Indústria

Especial | Bancos viram tábua de salvação dos clubes brasileiros

Em um país em crise econômica, a saída, também no futebol, parece ser correr as instituições financeiras

21 mar, 2019

Como destacamos hoje cedo, o Flamengo está próximo de anunciar a BS2, ex-Banco Bonsucesso, como sua nova patrocinadora máster em um modelo que colocará na conta da torcida o sucesso financeiro. Trata-se de mais uma instituição financeira figurando no espaço mais nobre de um clube brasileiro.




Vale lembrar que, nestes três primeiros meses do ano, o BMG anunciou patrocínios ao Corinthians, Atlético-MG e Vasco. O banco parece ter voltado a ser o “salvador da pátria” aos times sem patrocínio após a saída da Caixa do futebol.

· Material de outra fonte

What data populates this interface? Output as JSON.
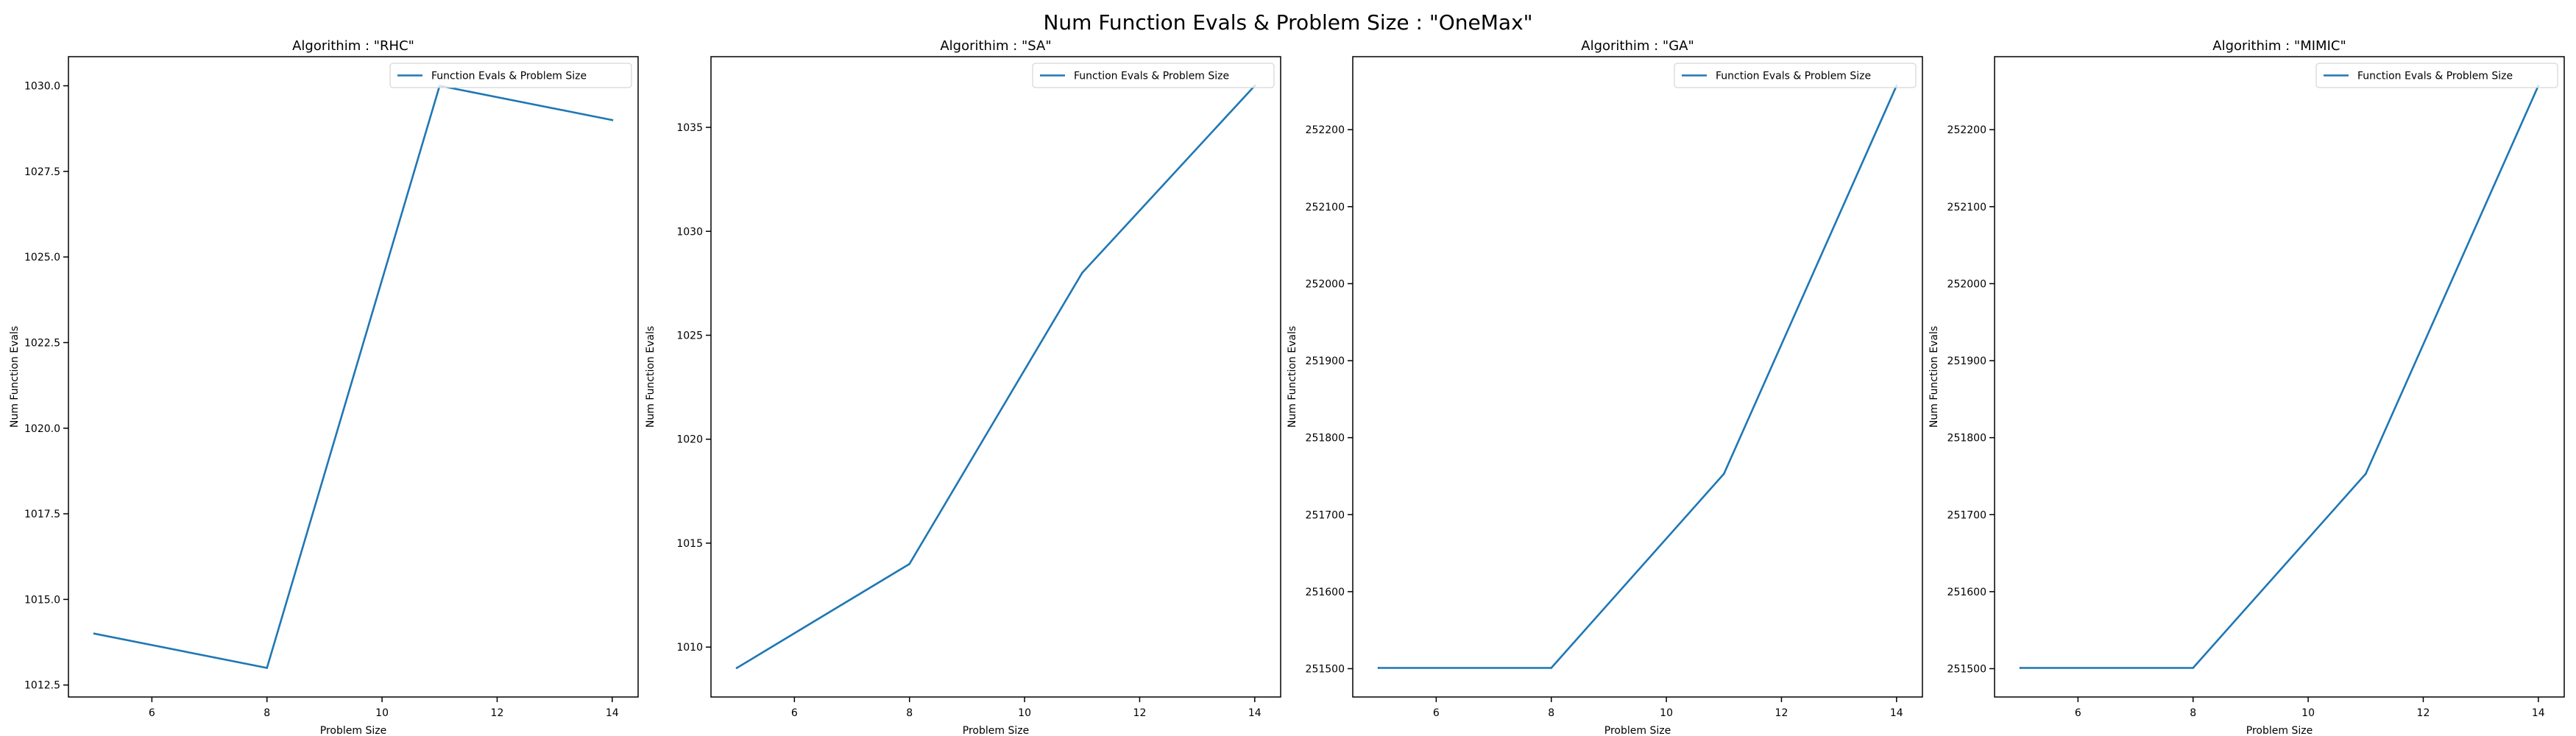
{
  "suptitle": "Num Function Evals & Problem Size : \"OneMax\"",
  "chart_data": [
    {
      "type": "line",
      "title": "Algorithim : \"RHC\"",
      "xlabel": "Problem Size",
      "ylabel": "Num Function Evals",
      "x": [
        5,
        8,
        11,
        14
      ],
      "series": [
        {
          "name": "Function Evals & Problem Size",
          "values": [
            1014,
            1013,
            1030,
            1029
          ],
          "color": "#1f77b4"
        }
      ],
      "xlim": [
        4.55,
        14.45
      ],
      "ylim": [
        1012.15,
        1030.85
      ],
      "xticks": [
        6,
        8,
        10,
        12,
        14
      ],
      "xtick_labels": [
        "6",
        "8",
        "10",
        "12",
        "14"
      ],
      "yticks": [
        1012.5,
        1015.0,
        1017.5,
        1020.0,
        1022.5,
        1025.0,
        1027.5,
        1030.0
      ],
      "ytick_labels": [
        "1012.5",
        "1015.0",
        "1017.5",
        "1020.0",
        "1022.5",
        "1025.0",
        "1027.5",
        "1030.0"
      ],
      "legend": "upper-right",
      "grid": false
    },
    {
      "type": "line",
      "title": "Algorithim : \"SA\"",
      "xlabel": "Problem Size",
      "ylabel": "Num Function Evals",
      "x": [
        5,
        8,
        11,
        14
      ],
      "series": [
        {
          "name": "Function Evals & Problem Size",
          "values": [
            1009,
            1014,
            1028,
            1037
          ],
          "color": "#1f77b4"
        }
      ],
      "xlim": [
        4.55,
        14.45
      ],
      "ylim": [
        1007.6,
        1038.4
      ],
      "xticks": [
        6,
        8,
        10,
        12,
        14
      ],
      "xtick_labels": [
        "6",
        "8",
        "10",
        "12",
        "14"
      ],
      "yticks": [
        1010,
        1015,
        1020,
        1025,
        1030,
        1035
      ],
      "ytick_labels": [
        "1010",
        "1015",
        "1020",
        "1025",
        "1030",
        "1035"
      ],
      "legend": "upper-right",
      "grid": false
    },
    {
      "type": "line",
      "title": "Algorithim : \"GA\"",
      "xlabel": "Problem Size",
      "ylabel": "Num Function Evals",
      "x": [
        5,
        8,
        11,
        14
      ],
      "series": [
        {
          "name": "Function Evals & Problem Size",
          "values": [
            251501,
            251501,
            251753,
            252257
          ],
          "color": "#1f77b4"
        }
      ],
      "xlim": [
        4.55,
        14.45
      ],
      "ylim": [
        251463.2,
        252294.8
      ],
      "xticks": [
        6,
        8,
        10,
        12,
        14
      ],
      "xtick_labels": [
        "6",
        "8",
        "10",
        "12",
        "14"
      ],
      "yticks": [
        251500,
        251600,
        251700,
        251800,
        251900,
        252000,
        252100,
        252200
      ],
      "ytick_labels": [
        "251500",
        "251600",
        "251700",
        "251800",
        "251900",
        "252000",
        "252100",
        "252200"
      ],
      "legend": "upper-right",
      "grid": false
    },
    {
      "type": "line",
      "title": "Algorithim : \"MIMIC\"",
      "xlabel": "Problem Size",
      "ylabel": "Num Function Evals",
      "x": [
        5,
        8,
        11,
        14
      ],
      "series": [
        {
          "name": "Function Evals & Problem Size",
          "values": [
            251501,
            251501,
            251753,
            252257
          ],
          "color": "#1f77b4"
        }
      ],
      "xlim": [
        4.55,
        14.45
      ],
      "ylim": [
        251463.2,
        252294.8
      ],
      "xticks": [
        6,
        8,
        10,
        12,
        14
      ],
      "xtick_labels": [
        "6",
        "8",
        "10",
        "12",
        "14"
      ],
      "yticks": [
        251500,
        251600,
        251700,
        251800,
        251900,
        252000,
        252100,
        252200
      ],
      "ytick_labels": [
        "251500",
        "251600",
        "251700",
        "251800",
        "251900",
        "252000",
        "252100",
        "252200"
      ],
      "legend": "upper-right",
      "grid": false
    }
  ]
}
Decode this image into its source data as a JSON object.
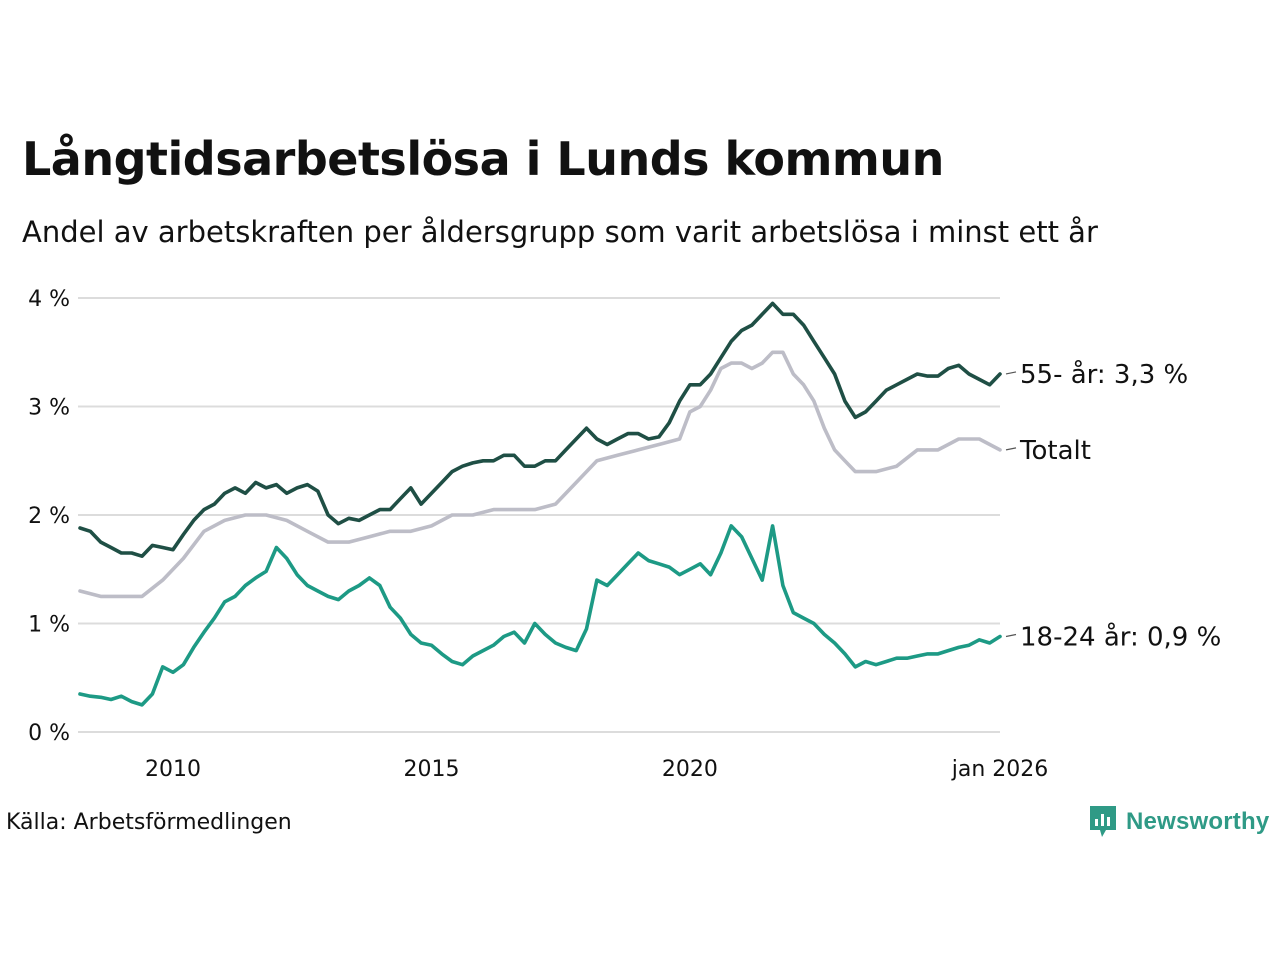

O movimento é similar ao do fim da década de 2000 e começo da de 2010, quando o banco passou a investir em vários clubes. À época, chegou a a ter dez equipes patrocinados no Brasileirão de 2011 e outra dez em escalões inferiores. Em 2019, o modelo de negócio praticado em todos os patrocinados se baseia na criação de um banco com marca do clube e a divisão do lucro da nova ferramenta.

Também este ano, o Cruzeiro acertou com o Banco Renner. Soma-se ainda os contratos do São Paulo com o Banco Inter, Palmeiras com a Crefisa e da dupla GreNal com o Banrisul. Sobre a parceria do Tricolor Paulista, vale um adendo. Hoje, o Banco Inter registra mais de 1.4 milhão de correntistas. Do total, menos de 10% estão associados diretamente ao São Paulo, com acesso pela conta por meio do aplicativo para os torcedores e cartão personalizado. A companhia aposta forte no crescimento dos bancos digitais nos próximos anos, o que impactará positivamente o seu acordo no futebol.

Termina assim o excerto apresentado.